Along with updating their x86 and CPU roadmaps, AMD has also offered a brief update on their GPU roadmap. Unfortunately unlike 2012 we’re not going to get anything quite like the HSA feature roadmap, which projected features out for the next few years, but AMD is opening up on what is in store for 2016.

First and foremost, 2016 will be the year of FinFET across AMD, both for the CPU and GPU. Just like Zen, AMD will have GPUs on an unnamed FinFET process in 2016. AMD isn’t saying much else about 2016 at this point in terms of chips or architecture, but they are saying that the combination of the 2016 architecture and the use of FinFET will result in a 2x improvement in energy efficiency over what AMD is calling their “previous generation GPU” (though it’s not clear if it’s relative to an existing GPU or something else due in 2015). Based on AMD’s comments, it sounds like the majority of these gains will come from the use of the newer manufacturing process, as opposed to architectural efficiency gains. AMD is also mum on which fab will be building this GPU, however the timeframe is such that it lines up with TSMC’s 16nm FinFET plans, with TSMC being AMD’s traditional fab of choice for GPUs.
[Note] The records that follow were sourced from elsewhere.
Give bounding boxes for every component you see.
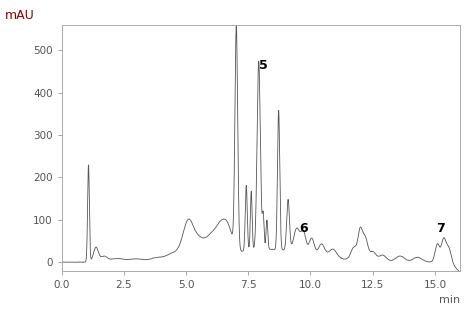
Text: mAU: mAU: [5, 9, 35, 22]
Text: 6: 6: [299, 222, 308, 234]
Text: 7: 7: [436, 222, 445, 234]
Text: min: min: [438, 295, 460, 305]
Text: 5: 5: [259, 59, 267, 72]
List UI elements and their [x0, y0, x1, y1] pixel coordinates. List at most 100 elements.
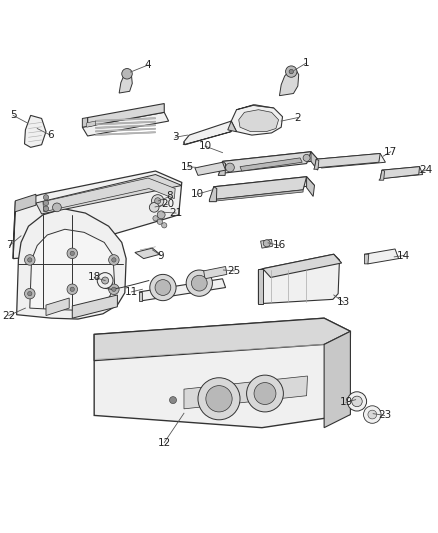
Circle shape — [153, 216, 158, 221]
Polygon shape — [184, 376, 307, 409]
Polygon shape — [324, 332, 350, 427]
Polygon shape — [307, 177, 314, 197]
Polygon shape — [311, 152, 319, 170]
Text: 7: 7 — [6, 240, 13, 251]
Text: 2: 2 — [294, 112, 301, 123]
Polygon shape — [46, 298, 69, 316]
Text: 14: 14 — [397, 251, 410, 261]
Circle shape — [263, 240, 270, 247]
Polygon shape — [364, 254, 369, 264]
Text: 4: 4 — [145, 60, 152, 70]
Polygon shape — [382, 167, 423, 178]
Circle shape — [226, 163, 234, 172]
Text: 3: 3 — [172, 132, 179, 142]
Circle shape — [352, 396, 362, 407]
Circle shape — [157, 211, 165, 219]
Circle shape — [53, 203, 61, 212]
Text: 8: 8 — [166, 191, 173, 201]
Text: 22: 22 — [2, 311, 15, 320]
Text: 15: 15 — [181, 161, 194, 172]
Circle shape — [43, 206, 49, 211]
Polygon shape — [135, 248, 160, 259]
Polygon shape — [210, 177, 307, 200]
Polygon shape — [95, 132, 155, 135]
Circle shape — [67, 284, 78, 295]
Circle shape — [122, 69, 132, 79]
Polygon shape — [119, 73, 132, 93]
Polygon shape — [95, 121, 155, 125]
Circle shape — [43, 200, 49, 206]
Polygon shape — [95, 118, 155, 122]
Circle shape — [364, 406, 381, 423]
Text: 20: 20 — [161, 199, 174, 209]
Circle shape — [303, 155, 310, 161]
Polygon shape — [239, 110, 279, 132]
Polygon shape — [82, 118, 88, 127]
Circle shape — [97, 273, 113, 288]
Circle shape — [198, 378, 240, 420]
Polygon shape — [88, 103, 164, 126]
Circle shape — [28, 258, 32, 262]
Polygon shape — [139, 292, 142, 301]
Polygon shape — [94, 318, 350, 361]
Text: 13: 13 — [337, 297, 350, 308]
Polygon shape — [237, 104, 274, 110]
Polygon shape — [263, 254, 342, 278]
Circle shape — [149, 203, 159, 212]
Circle shape — [289, 69, 293, 74]
Circle shape — [162, 223, 167, 228]
Text: 18: 18 — [88, 272, 101, 282]
Text: 5: 5 — [10, 110, 17, 120]
Polygon shape — [95, 128, 155, 132]
Polygon shape — [261, 239, 272, 248]
Text: 25: 25 — [228, 266, 241, 276]
Polygon shape — [183, 132, 231, 145]
Text: 24: 24 — [419, 165, 432, 175]
Polygon shape — [279, 69, 299, 96]
Circle shape — [112, 287, 116, 292]
Circle shape — [155, 198, 161, 204]
Circle shape — [206, 386, 232, 412]
Circle shape — [152, 195, 164, 207]
Polygon shape — [223, 152, 319, 170]
Circle shape — [155, 280, 171, 295]
Polygon shape — [195, 162, 226, 175]
Polygon shape — [209, 187, 217, 201]
Polygon shape — [82, 112, 169, 136]
Polygon shape — [258, 254, 339, 304]
Circle shape — [43, 195, 49, 200]
Polygon shape — [184, 121, 231, 145]
Text: 17: 17 — [384, 147, 397, 157]
Polygon shape — [43, 178, 175, 212]
Polygon shape — [314, 154, 380, 168]
Circle shape — [67, 248, 78, 259]
Polygon shape — [258, 269, 263, 304]
Circle shape — [28, 292, 32, 296]
Text: 19: 19 — [339, 397, 353, 407]
Circle shape — [102, 277, 109, 284]
Polygon shape — [209, 190, 303, 201]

Meanwhile after the circulation of a number of rumors, AMD has confirmed that they will be shipping GPUs with High Bandwidth Memory (HBM) technology. HBM involves stacking DRAM dies on top of each other, and then locating them next to or on top of a processor, the close proximity allowing for a very wide, very high bandwidth memory bus. AMD isn’t saying what absolute performance is like at this time, but HBM should better than triple their memory perf-per-watt compared to GDDR5, with a better than 50% reduction in power consumption.

AMD’s roadmap and diagrams also make it clear that we’re looking at a 2.5D solution; that is, HBM RAM stacks organized around a processor rather than on top of it. These stacks are then routed to the processor based on an interposer layer that both the RAM stacks and processor sit in, and the interposer itself sits above the traditional package substrate. Given the high thermal output of high-end GPUs, this is what we’d expect as putting RAM on top of the GPU would make it that much harder to cool.

Finally, AMD is stating that they expect to be the first vendor to deploy HBM, meaning that we’re looking at a launch of an HBM-equipped video card sooner than NVIDIA’s Pascal, which was previously announced to be using the same technology.